In an effort to help fight hunger and teach children about community involvement and gardening, The Bright School’s early childhood garden has been designated a Katie’s Krops Garden and the school an official Katie’s Krops Grower, the first in Tennessee.
Katie’s Krops is an organization in South Carolina started by Katie Stagliano, who was 9 years old when she grew a 40-pound cabbage and donated it to a soup kitchen that used it to feed 275 people. She now has a network of more than 100 gardens across the country. Katie is one of the three subjects in the 2014 documentary film The Starfish Throwers, and she was presented a Clinton Global Citizenship Award in 2012.
Katie and her mother, Stacy, visited Bright in the fall and helped students plant seeds in the garden. Katie’s Krops announced its 16 new growers last week after reviewing more than 100 applications.
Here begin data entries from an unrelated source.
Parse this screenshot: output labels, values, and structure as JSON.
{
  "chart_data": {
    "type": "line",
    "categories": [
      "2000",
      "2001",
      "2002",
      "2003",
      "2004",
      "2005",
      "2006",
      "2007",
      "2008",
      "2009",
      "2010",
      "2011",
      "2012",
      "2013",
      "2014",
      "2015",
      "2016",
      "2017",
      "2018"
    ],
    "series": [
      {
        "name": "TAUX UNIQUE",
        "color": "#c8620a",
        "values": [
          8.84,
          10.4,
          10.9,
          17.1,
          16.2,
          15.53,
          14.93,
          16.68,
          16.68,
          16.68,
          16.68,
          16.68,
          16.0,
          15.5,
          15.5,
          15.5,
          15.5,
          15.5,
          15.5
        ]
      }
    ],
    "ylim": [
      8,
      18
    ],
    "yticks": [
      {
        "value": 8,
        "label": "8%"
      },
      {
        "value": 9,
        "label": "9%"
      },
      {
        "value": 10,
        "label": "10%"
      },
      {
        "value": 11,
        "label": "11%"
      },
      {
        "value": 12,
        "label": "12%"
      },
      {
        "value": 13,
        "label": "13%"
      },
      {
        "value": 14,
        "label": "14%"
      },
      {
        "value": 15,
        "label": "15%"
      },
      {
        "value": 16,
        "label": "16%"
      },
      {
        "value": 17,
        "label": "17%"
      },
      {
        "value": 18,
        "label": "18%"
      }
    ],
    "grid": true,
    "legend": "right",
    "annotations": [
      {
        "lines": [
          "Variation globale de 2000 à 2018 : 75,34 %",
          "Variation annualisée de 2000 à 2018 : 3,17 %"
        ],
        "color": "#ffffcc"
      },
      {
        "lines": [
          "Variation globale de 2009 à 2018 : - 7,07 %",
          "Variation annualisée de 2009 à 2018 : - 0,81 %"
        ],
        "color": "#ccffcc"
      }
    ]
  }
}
These gardens and growers receive $500 to purchase garden supplies and seeds, and they must document their work. Bright has been donating vegetables grown in the garden to the Signal Mountain Social Services’ food pantry since last spring.
Bright also is receiving funding from the Riverview Garden Club, the school’s Parents’ Association and the Kueter family for the garden. Kindergarten teacher Bill Greene, who oversees the garden, said the funds will be used to purchase fruit trees and add new beds to the garden. “We are expanding the garden in hopes of increasing what we can donate. It is exciting,” Greene said. Shop teacher Richard Parks and fifth graders will build the new beds this spring.